Connaître le seuil de commercialisation et son coût de production pour élaborer une stratégie gagnante

«Volatilité des prix, baisse des soutiens publics, augmentation des charges, interrogation sur la PAC 2013, accès au marché à terme… font partie du contexte actuel qui pèse lourd sur les exploitations. L’agriculteur doit rémunérer ses facteurs de production, assurer la pérennité de son entreprise tout en la rendant plus compétitive» a expliqué Thierry Lemaître. Pour cela, «il faut connaître ses coûts de production» assurait-il. Aujourd’hui, les volumes de production ne sont pas maîtrisés, il existe une interaction entre l’efficience des ateliers ou des productions et une confusion dans la rémunération du travail et du capital. «L’interprétation des résultats doit être réaliste, objective et prospective».
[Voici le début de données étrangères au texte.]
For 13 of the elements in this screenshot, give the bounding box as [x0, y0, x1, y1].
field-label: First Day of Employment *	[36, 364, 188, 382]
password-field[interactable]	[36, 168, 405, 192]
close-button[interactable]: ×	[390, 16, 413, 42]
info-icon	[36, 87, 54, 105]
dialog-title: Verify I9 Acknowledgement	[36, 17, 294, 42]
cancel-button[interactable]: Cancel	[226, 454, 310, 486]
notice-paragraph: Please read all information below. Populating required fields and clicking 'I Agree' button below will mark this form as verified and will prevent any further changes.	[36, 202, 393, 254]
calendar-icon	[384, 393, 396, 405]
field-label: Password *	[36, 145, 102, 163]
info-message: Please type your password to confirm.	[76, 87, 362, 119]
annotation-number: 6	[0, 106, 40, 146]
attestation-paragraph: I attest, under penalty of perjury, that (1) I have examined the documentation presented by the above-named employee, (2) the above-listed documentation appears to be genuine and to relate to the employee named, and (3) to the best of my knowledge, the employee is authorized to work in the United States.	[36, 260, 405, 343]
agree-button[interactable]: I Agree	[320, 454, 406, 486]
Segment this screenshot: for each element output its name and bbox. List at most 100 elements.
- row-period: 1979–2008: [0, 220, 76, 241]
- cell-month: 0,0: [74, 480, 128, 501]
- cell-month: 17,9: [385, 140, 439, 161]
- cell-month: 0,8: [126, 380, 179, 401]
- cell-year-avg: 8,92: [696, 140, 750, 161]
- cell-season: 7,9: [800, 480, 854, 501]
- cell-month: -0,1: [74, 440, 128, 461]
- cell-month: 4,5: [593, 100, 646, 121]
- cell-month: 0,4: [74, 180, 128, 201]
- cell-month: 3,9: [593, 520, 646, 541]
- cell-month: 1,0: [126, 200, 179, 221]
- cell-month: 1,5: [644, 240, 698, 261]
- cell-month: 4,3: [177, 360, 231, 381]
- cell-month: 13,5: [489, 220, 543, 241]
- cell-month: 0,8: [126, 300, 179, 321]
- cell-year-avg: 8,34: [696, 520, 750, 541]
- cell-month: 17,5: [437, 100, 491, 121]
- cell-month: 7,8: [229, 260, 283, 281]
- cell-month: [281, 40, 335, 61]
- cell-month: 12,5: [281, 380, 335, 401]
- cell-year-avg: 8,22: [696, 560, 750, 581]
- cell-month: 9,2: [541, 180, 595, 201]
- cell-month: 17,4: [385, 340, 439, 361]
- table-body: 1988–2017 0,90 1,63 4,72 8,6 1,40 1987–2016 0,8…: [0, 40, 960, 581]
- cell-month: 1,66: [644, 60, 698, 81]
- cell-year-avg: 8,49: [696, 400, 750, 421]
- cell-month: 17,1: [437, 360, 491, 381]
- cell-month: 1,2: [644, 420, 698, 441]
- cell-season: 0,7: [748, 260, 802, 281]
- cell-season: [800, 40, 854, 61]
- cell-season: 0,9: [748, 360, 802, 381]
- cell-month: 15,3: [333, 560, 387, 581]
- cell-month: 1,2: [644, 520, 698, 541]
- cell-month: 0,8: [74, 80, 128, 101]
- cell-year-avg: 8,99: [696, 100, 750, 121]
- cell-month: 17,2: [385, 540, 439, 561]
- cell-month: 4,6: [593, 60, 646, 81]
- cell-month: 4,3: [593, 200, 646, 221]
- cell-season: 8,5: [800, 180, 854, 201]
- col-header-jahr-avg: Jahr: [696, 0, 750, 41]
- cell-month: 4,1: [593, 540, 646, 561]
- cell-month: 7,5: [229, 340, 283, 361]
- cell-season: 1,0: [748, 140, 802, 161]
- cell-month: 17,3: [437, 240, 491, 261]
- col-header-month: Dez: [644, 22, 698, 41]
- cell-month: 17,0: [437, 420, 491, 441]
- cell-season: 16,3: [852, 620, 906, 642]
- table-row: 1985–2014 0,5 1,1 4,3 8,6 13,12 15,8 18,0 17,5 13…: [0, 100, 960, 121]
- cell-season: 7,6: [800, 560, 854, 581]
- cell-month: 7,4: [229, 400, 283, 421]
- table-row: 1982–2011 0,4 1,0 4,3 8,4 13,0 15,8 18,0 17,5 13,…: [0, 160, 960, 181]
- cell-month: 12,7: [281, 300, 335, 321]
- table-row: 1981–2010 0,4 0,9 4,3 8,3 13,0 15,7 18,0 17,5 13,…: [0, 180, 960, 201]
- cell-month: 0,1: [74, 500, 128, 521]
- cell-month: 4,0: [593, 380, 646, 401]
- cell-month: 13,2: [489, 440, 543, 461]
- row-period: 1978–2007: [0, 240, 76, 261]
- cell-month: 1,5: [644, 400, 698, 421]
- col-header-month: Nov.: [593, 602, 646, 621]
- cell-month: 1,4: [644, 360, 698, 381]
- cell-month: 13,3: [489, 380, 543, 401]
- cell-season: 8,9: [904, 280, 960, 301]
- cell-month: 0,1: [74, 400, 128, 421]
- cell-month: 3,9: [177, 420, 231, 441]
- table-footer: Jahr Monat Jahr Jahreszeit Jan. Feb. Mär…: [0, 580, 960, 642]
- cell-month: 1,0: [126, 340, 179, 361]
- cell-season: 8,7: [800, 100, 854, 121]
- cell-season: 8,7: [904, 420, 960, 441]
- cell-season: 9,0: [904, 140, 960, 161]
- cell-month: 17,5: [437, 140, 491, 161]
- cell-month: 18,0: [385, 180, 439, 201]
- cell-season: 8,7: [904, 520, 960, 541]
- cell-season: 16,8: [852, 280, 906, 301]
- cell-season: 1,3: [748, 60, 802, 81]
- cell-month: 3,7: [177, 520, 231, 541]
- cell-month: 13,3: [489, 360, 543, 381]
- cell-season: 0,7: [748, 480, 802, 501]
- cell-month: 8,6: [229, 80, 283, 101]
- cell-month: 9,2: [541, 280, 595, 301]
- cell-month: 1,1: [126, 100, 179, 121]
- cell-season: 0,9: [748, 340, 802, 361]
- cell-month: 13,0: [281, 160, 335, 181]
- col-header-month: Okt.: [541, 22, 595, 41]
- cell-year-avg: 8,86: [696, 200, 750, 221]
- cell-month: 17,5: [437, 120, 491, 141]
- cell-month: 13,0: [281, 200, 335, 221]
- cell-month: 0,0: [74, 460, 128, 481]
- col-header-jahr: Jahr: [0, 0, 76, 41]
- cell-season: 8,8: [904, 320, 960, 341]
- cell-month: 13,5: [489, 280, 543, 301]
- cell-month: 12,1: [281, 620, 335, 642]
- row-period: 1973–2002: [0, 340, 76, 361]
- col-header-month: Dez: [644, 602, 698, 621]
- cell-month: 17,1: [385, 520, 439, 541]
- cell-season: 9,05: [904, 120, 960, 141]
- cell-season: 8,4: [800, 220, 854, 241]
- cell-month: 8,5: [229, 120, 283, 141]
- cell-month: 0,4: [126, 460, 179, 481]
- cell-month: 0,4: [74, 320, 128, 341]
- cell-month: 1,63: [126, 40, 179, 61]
Thierry Lemaître a expliqué que le seuil de commercialisation et le prix de revient étaient basés sur deux notions différentes dans le temps et dans l’approche méthodologique, mais qu’elles restaient très complémentaires.  Pour lui, le seuil de commercialisation est le niveau à partir duquel la vente des produits couvre l’ensemble des engagements financiers et des besoins personnels que l’agriculteur considère devoir être couvert par l’activité agricole. Autrement dit, il faut tenir compte des contrats déjà passés et du prix de marché.
Le coût de production, c’est le prix ramené à l’unité de l’ensemble des facteurs de production nécessaires pour l’élaboration et la commercialisation des biens, et engagés pour une durée de fabrication prévisionnelle. En clair, les notions de charges exclusivement  (charges proportionnelles, foncières, main-d’oeuvre, mécanisation, frais généraux, charges financières) doivent être retenues pour calculer le prix de revient.
Ce prix de revient est un outil d’analyse économique sur le long terme, d’analyse du fonctionnement de l’entreprise, et il permet d’élaborer des stratégies d’équipements et ou des choix de production. «Attention, un prix de revient établi sur des standards ne présente aucun intérêt et peut conduire à de graves erreurs d’interprétation» prévenait Thierry Lemaître, précisant également que les aides (DPU, subventions…) doivent être intégrées dans les conclusions. «Etablir son coût de revient permet à l’exploitant de bien gérer sa société, donc vendre, acheter, produire tout en connaissant parfaitement son entreprise et son fonctionnement» a-t-il conclu avant de faire un point sur la PAC 2013.
A ce titre, il a rappelé que la commission suggère désormais  d’orienter une partie des aides vers une notion «rémunération de biens publics» pour répondre aux attentes de la collectivité. Un dossier à suivre de prêt et sur lequel les dirigeants de CER France Nord Est – Ile de France restent en veille permanente.